Opposition parties divided over IEC’s attempt to postpone local government polls until February next year.

The IFP wants the local government elections to be held over three days to minimise the number of people gathering to cast their votes on each day.

IFP leader Velenkosini Hlabisa has told the Constitutional Court that that the party supports the Electoral Commission of SA’s (IEC’s) application to have the local government elections postponed until February 2022, as recommended by a panel headed by retired Deputy Chief Justice Dikgang Moseneke, last month.

The commission has approached the apex court to have the municipal polls scheduled for October 27 to be moved to February next year, largely due to Covid-19, though the IFP wants the elections to be held no later than May 2022.

According to Hlabisa, a four-month delay from October this year to February 2022 is insufficient time to properly assess and make arrangements for a safe election.

”Equally, the IFP would suggest that the elections be held over three days so as to minimise the number of people being called upon to vote on any particular day,” reads Hlabisa’s founding affidavit in the IFP’s application to intervene in the matter.
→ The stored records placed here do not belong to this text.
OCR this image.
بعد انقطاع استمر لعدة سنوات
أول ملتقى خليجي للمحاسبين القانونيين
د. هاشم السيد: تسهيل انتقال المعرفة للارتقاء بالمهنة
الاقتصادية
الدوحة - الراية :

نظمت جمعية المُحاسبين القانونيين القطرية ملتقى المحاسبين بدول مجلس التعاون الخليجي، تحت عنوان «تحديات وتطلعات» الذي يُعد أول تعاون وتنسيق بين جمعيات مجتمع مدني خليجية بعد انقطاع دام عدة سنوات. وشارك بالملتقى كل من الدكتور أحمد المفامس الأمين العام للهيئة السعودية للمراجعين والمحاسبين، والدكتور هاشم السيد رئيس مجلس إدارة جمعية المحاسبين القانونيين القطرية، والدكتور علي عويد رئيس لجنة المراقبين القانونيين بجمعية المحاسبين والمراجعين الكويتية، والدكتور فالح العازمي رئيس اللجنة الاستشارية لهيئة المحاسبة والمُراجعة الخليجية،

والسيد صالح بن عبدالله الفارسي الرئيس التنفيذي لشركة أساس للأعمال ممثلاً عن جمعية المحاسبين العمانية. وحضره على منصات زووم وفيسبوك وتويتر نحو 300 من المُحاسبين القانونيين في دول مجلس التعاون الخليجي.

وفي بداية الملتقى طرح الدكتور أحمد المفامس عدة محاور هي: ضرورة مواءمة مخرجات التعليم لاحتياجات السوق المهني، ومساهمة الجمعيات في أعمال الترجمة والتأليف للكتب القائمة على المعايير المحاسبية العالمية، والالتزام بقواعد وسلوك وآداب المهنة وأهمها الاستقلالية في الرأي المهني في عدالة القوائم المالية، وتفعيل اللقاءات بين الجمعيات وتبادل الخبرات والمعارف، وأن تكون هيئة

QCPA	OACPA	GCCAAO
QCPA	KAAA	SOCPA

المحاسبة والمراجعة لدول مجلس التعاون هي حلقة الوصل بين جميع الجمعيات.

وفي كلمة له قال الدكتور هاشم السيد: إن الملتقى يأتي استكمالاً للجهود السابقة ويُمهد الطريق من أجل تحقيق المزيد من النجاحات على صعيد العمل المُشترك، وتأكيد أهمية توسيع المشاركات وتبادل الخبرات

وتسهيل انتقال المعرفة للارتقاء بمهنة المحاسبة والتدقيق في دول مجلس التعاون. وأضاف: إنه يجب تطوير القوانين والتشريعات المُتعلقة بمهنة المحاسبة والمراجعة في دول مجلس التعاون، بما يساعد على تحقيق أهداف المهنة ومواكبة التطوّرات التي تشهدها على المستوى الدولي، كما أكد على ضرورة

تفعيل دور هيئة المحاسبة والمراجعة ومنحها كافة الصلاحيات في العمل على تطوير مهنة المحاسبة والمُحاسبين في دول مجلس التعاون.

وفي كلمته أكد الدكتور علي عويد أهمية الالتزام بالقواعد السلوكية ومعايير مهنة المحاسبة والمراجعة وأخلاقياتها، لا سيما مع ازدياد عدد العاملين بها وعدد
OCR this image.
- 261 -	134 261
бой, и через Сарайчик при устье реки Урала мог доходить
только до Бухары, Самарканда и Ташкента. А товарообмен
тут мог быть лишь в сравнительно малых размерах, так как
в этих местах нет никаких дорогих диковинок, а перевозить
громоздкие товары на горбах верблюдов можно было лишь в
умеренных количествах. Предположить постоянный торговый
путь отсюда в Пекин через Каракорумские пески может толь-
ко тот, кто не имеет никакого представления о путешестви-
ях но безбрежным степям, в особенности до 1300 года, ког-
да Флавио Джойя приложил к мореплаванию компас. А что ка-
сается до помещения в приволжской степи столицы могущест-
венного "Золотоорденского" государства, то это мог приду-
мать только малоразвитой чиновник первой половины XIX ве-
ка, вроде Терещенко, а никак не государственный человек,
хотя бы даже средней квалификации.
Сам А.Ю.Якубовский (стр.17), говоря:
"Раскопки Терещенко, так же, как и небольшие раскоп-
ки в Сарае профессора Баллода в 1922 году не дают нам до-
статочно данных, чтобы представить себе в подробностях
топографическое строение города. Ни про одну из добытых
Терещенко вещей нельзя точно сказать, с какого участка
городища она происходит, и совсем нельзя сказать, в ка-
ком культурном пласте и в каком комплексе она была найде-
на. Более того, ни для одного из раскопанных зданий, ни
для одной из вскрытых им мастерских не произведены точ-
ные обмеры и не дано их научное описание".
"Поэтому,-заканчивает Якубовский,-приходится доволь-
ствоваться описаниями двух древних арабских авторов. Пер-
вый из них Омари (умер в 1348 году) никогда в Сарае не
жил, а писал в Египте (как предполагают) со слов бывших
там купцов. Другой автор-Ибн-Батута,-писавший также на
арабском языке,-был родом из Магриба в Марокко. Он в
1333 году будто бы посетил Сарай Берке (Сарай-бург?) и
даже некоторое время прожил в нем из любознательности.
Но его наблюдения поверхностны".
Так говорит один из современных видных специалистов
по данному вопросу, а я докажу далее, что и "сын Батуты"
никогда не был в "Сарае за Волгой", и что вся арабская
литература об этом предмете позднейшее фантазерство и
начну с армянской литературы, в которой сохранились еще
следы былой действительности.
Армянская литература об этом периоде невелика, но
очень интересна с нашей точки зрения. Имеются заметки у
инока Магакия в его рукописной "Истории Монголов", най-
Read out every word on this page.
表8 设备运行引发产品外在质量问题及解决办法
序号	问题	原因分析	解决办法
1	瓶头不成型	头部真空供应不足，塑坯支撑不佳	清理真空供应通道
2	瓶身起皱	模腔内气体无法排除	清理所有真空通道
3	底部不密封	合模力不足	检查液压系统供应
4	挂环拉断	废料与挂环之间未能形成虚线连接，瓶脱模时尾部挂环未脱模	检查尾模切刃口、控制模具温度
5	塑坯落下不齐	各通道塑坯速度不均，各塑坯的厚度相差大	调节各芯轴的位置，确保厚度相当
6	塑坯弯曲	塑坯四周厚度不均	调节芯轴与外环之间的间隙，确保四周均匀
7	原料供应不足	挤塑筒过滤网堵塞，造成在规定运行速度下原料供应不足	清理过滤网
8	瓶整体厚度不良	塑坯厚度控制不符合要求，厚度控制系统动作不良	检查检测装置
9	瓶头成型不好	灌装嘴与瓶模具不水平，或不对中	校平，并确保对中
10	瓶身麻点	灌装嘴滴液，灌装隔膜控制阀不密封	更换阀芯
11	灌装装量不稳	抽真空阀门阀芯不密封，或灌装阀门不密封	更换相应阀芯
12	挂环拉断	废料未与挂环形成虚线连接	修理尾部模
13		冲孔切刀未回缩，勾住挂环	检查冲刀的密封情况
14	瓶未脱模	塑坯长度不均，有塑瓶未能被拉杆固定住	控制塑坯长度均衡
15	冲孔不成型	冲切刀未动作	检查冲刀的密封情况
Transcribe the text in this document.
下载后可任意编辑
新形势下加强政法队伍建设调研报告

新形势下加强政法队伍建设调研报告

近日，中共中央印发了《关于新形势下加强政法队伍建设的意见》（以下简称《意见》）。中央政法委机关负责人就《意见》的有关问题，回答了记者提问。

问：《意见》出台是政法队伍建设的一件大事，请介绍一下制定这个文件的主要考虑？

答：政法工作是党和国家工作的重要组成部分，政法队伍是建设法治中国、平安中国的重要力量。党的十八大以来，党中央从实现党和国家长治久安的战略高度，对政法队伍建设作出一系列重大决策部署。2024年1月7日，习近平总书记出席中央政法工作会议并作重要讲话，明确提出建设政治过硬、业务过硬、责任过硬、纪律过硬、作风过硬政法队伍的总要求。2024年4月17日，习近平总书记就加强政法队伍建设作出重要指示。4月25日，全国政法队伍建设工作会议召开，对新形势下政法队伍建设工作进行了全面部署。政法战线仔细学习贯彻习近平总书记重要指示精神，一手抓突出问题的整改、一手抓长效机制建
He continued: “The IFP does not believe any rational respondent would oppose the relief deferring the election until a date when it is safer for there to be public participation en masse especially where is likely to draw the participation of approximately 15 million people”.

The IFP likened offering 15 million citizens the right to vote against the risk they may contract Covid-19 is tantamount to asking them to decide with a loaded firearm pointed at them.

Opposition parties are divided over the IEC’s Constitutional Court application to have the local government elections postponed until February 2022.

In its application to intervene, the DA accuses the IEC of trying to amend the Constitution and is against the postponement of the elections.

DA MP and the official opposition’s representative in the party liaison committee Werner Horn said the IEC has the ability to ensure that voting will be safe.

”The commission has provided no evidence to suggest that the turnout will be significantly lower because of the pandemic. The experience in by-elections suggests the opposite,” Horn said in the DA’s application to intervene in the matter.

The DA cited the evidence presented before Justice Moseneke’s panel by renowned clinical infectious diseases epidemiologist Professor Salim Abdool Karim, who until March this year was the co-chairperson of the Covid-19 Ministerial Advisory Committee.

”The best time (to hold the elections) is October… October is probably a safer bet than going with December or going with March,” the DA quotes Karim as saying.

According to the party, there is no clear threat to the rights to life, bodily integrity and health – and certainly no threat that could be cured by holding elections in February 2022.

The DA instead has asked the Constitutional Court to have the IEC’s failure to hold a voter registration weekend for the October 2021 election declared unconstitutional and invalid.

It wants the commission to be directed to hold a voter registration weekend on either August 27-29 or September 3-5, this year.

The party also seeks to have Co-operative Governance and Traditional Affairs Minister Dr Nkosazana Dlamini Zuma’s proclamation of the election date, earlier this month, declared unconstitutional and invalid.

The Forum 4 Service Delivery, which has 28 councillors in 13 municipalities, believes that any postponement of the elections would intrude, limit or suspend its members’ political rights in terms of the Constitution.

Dlamini Zuma is not opposing the IEC’s application.

However, she said the matter calls for a delicate balance between the need to hold regular free and fair elections, and the constitutional imperative to protect the rights to life, bodily and psychological integrity and access to healthcare services in a context where public finances, and both public and private health care systems are under severe strain as Covid-19 rages across the country.

The matter will be heard next Friday.